Energy-Efficient Spectrum Sensing for IoT Devices
- Authors
- Dao, Nhu-Ngoc; Na, Woongsoo; Tran, Anh-Tien; Nguyen, Diep N.; Cho, Sungrae
- Issue Date
- Mar-2021
- Publisher
- Institute of Electrical and Electronics Engineers Inc.
- Keywords
- Device-to-device (D2D) communications; Internet of Things (IoT); probabilistic sensing; sensing efficiency (SE); spectrum sensing; uncertain wireless environment
- Citation
- IEEE Systems Journal, v.15, no.1, pp 1077 - 1085
- Pages
- 9
- Journal Title
- IEEE Systems Journal
- Volume
- 15
- Number
- 1
- Start Page
- 1077
- End Page
- 1085
- URI
- https://scholarworks.bwise.kr/cau/handle/2019.sw.cau/44046
- DOI
- 10.1109/JSYST.2020.2986030
- ISSN
- 1932-8184
1937-9234
- Abstract
- Device-to-device communications have been considered as an indispensable enabler, which reduces the traffic burden associated with fifth-generation (5G) mobile networks. To improve the radio spectrum utilization under such a communications scheme, cognitive spectrum sensing can be used to identify temporarily available spectrum chunks for direct interconnections among user devices.
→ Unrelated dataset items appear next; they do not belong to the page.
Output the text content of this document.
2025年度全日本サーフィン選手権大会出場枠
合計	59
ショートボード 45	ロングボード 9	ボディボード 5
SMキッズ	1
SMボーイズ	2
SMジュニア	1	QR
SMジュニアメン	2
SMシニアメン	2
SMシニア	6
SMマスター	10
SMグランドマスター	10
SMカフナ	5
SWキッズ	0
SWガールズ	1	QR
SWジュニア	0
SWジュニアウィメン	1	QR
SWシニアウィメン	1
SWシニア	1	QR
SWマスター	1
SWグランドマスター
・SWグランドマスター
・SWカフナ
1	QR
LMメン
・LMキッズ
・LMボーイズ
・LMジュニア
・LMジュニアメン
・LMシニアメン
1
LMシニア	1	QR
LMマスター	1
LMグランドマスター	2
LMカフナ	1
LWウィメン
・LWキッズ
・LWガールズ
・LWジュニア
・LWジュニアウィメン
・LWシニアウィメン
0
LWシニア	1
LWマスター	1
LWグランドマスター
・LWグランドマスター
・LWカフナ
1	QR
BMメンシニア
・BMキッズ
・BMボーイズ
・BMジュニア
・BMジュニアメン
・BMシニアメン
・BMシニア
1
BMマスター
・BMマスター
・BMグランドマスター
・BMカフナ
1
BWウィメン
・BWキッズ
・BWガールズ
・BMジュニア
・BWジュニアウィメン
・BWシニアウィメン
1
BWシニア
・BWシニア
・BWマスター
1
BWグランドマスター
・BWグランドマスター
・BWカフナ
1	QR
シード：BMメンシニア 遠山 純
Although various sensing techniques have been proposed during the last decade, improving the sensing efficiency (SE), such as energy reduction and positive sensing ratio, remains an open challenge. The problem becomes more pronounced in 5G networks, wherein battery-constrained Internet-of-Things devices (IoTDs) are densely interconnected. In this article, we optimize the SE by leveraging a lightweight yet effective adaptive medium learning method with a probabilistic decay feature. Specifically, the wireless channels that are likely available for IoTDs are sorted and sensed in the descending order of their availability likelihood/probabilities, which indicate the estimated percentage of the availability of the sensed channels. These probabilities learn from the preceding sensing results, and they decay with time. Numerical results show that the proposed sensing approach achieves significant SE improvement compared to state-of-the-art algorithms. © 2021 IEEE.